For more than 40 years, the OECD has been one of the world's largest and most reliable sources of comparable statistics and economic and social data. As well as collecting data, the OECD monitors trends, analyses and forecasts economic developments and researches social changes or evolving patterns in trade, environment, agriculture, technology, taxation and more.
The OECD provides a setting where governments compare policy experiences, seek answers to common problems, identify good practice and coordinate domestic and international policies.
The OECD brings together governments of countries committed to democracy and the market economy from around the world to:
support sustainable economic growth;
raise living standards;
maintain financial stability;
assist other countries' economic development; and contribute to growth in world trade.

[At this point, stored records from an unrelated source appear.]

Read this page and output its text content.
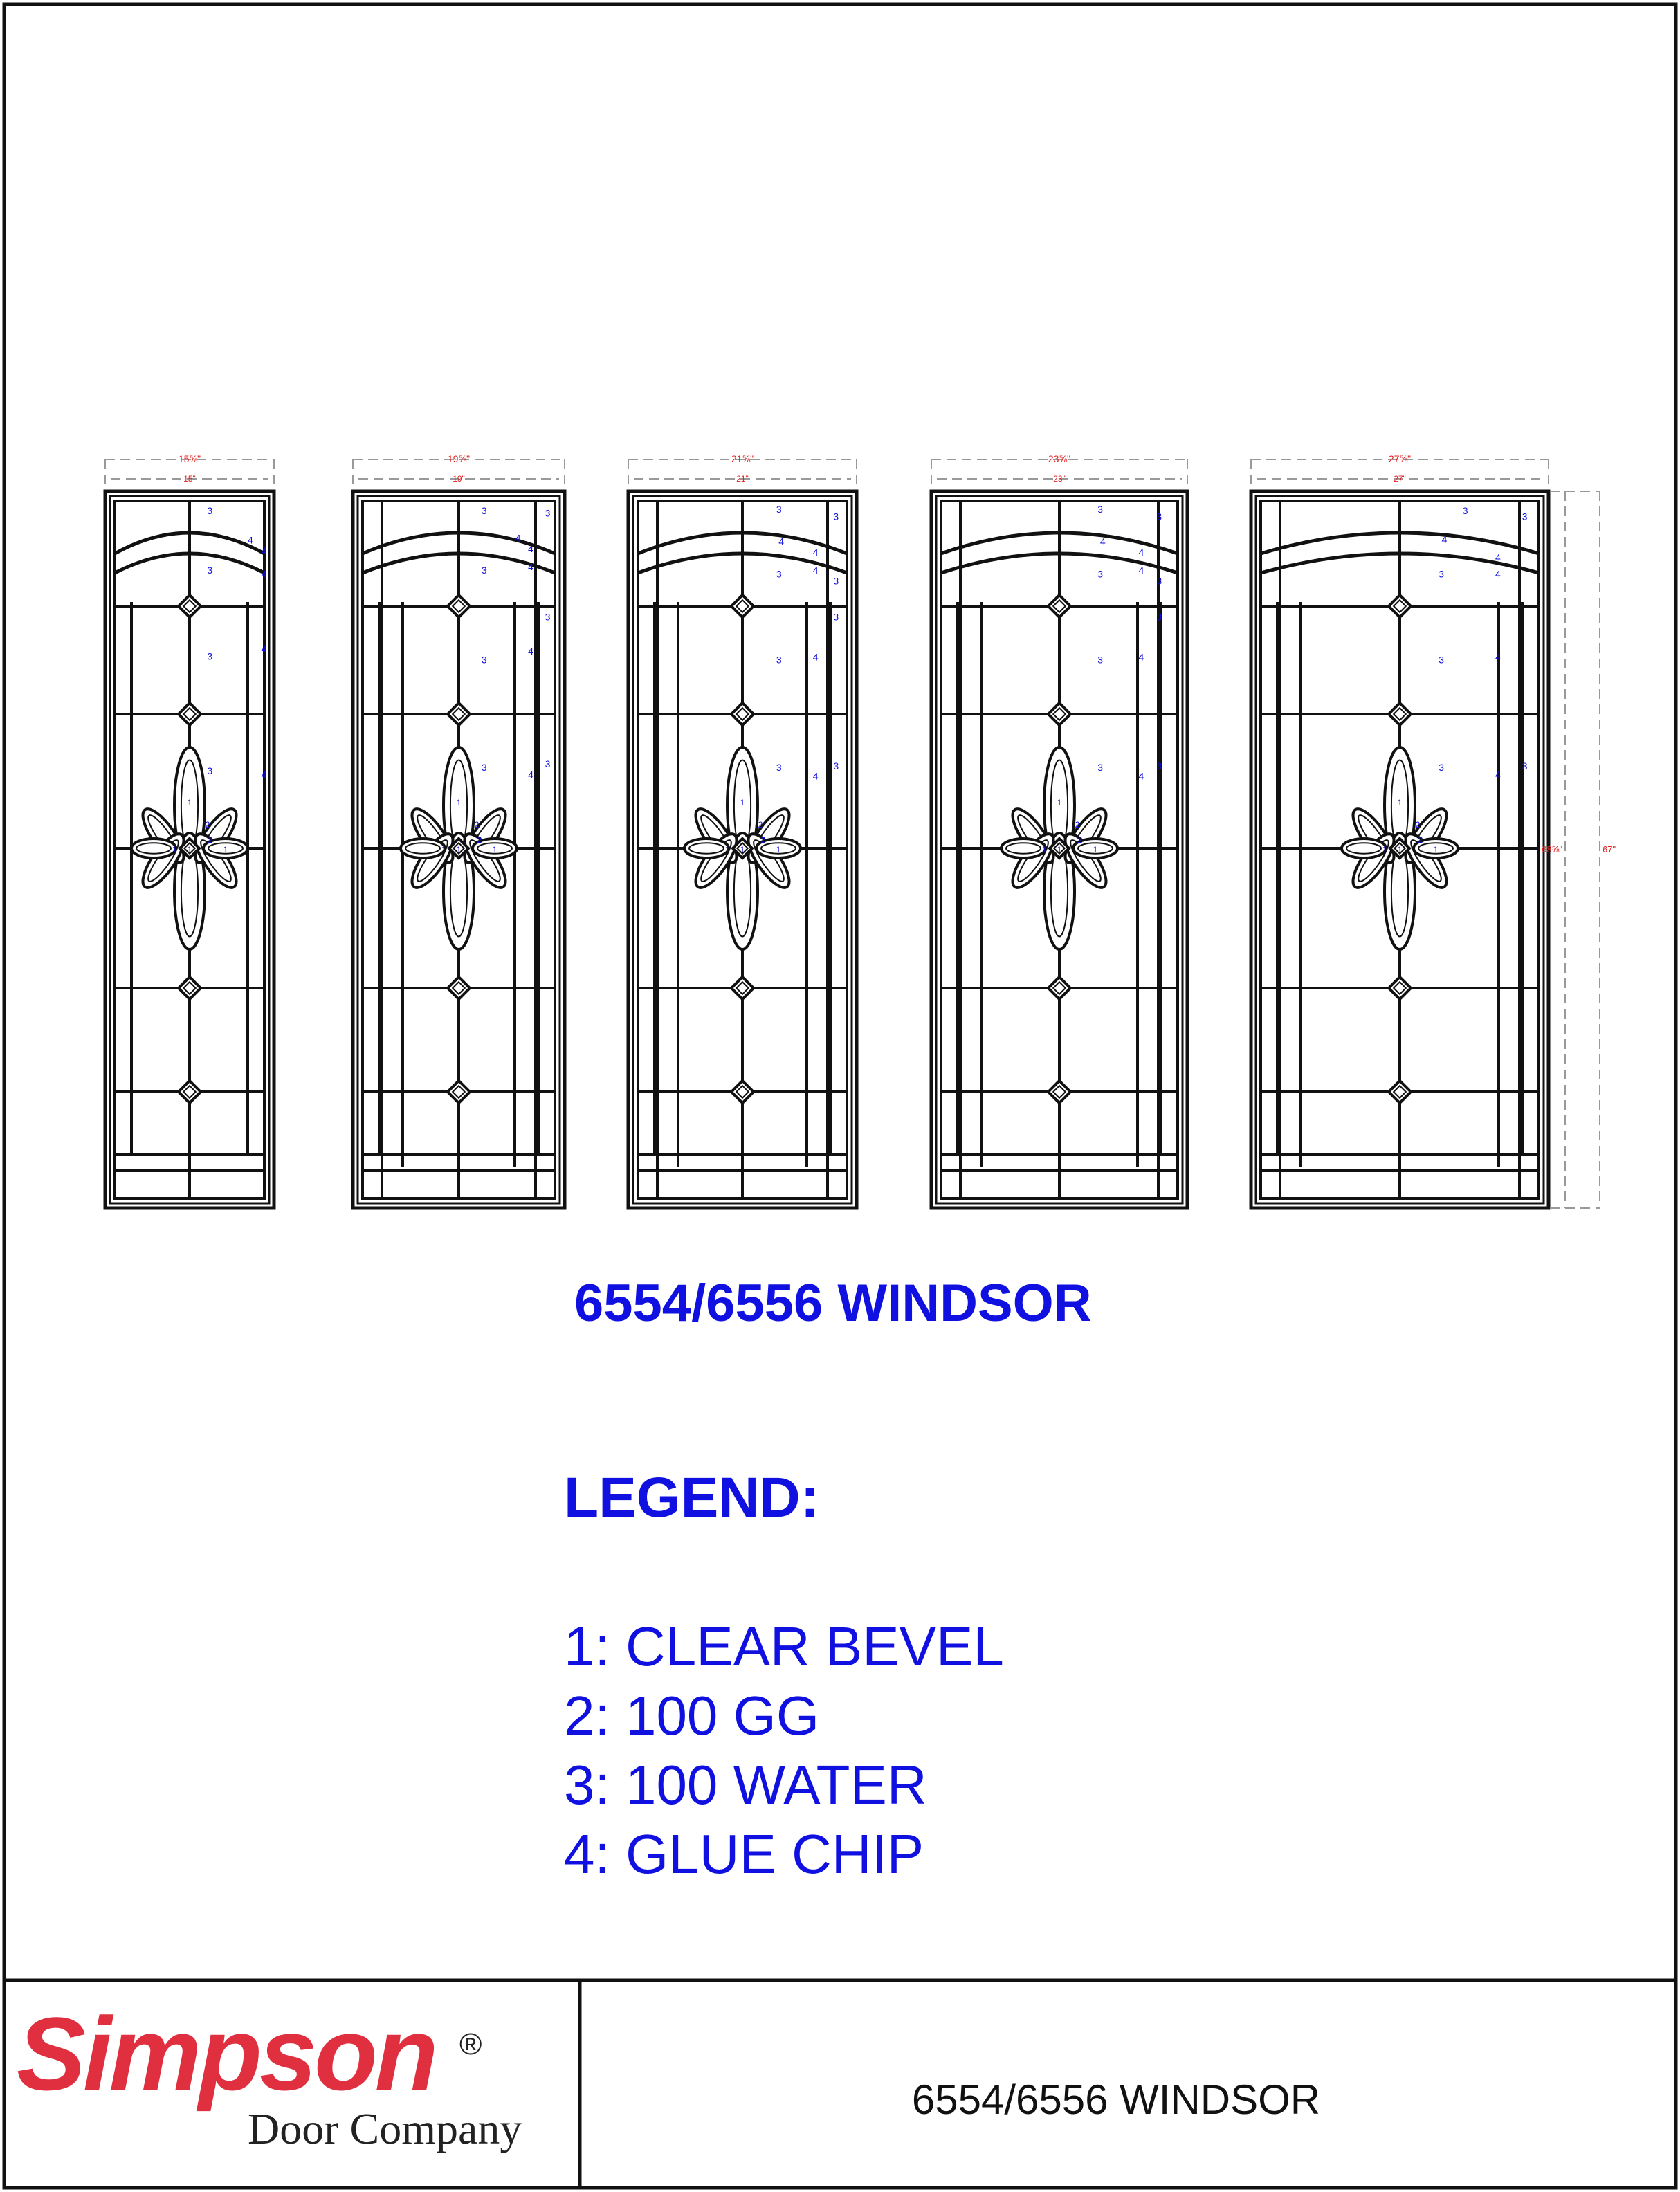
15⅝"
15"
1
2
2
1
1
1
3
4
4
4
3
3
4
3	4
19⅝"
19"
1
2
2
1
1
1
3	3
4
4
4
3
3
3
4
3
4
3
21⅝"
21"
1
2
2
1
1
1
3
3
4
4
4
3
3
3
3	4
3
4
3
23⅝"
23"
1
2
2
1
1
1
3
3
4
4
4
3
3
3
3	4
3
4
3
27⅝"
27"
1
2
2
1
1
1
3
3
4
4
4
3
3	4
3
4
3
68⅝"	67"
6554/6556 WINDSOR
LEGEND:
1: CLEAR BEVEL
2: 100 GG
3: 100 WATER
4: GLUE CHIP
Simpson ®
Door Company
6554/6556 WINDSOR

Originally published in May 1999 (updated in 2002 and revised in 2004), the OECD Principles of Corporate Governance (www.oecd.org) responded to growing awareness of the importance of good corporate governance for investor confidence and national economic performance.
The Principles are a living instrument offering non-binding standards and good practices as well as guidance on implementation, which can be adapted to the specific circumstances of individual countries and regions.
It also represents the first initiative by an inter-governmental organisation to develop increased transparency, integrity and the rule of law as core elements of a good corporate governance regime.
Therefore, the Principles can be used:
as a benchmark by governments as they evaluate and improve their laws and regulations; and by private sector parties which have a role in developing corporate governance systems and best practices.
to embrace different models that exist.
The Principles cover five areas:
1. Rights of shareholders—protection of shareholders' rights and key ownership functions.
2. Equitable treatment of shareholders—ensuring the equitable treatment of all shareholders, including minority and foreign shareholders.
3. Role of stakeholders—recognising the rights of stakeholders (including employees) as established by law and encouraging active cooperation between corporations and stakeholders in creating wealth, jobs and financial sustainability.
4. Disclosure and transparency—ensuring that timely and accurate disclosure (transparency) is made on all material matters regarding the corporation, including the financial situation, performance, ownership and governance of the company.
5. Responsibilities of the board—ensuring the strategic guidance of the company, the effective monitoring of management by the board and the board's accountability to the company and its shareholders (the responsibilities of the board).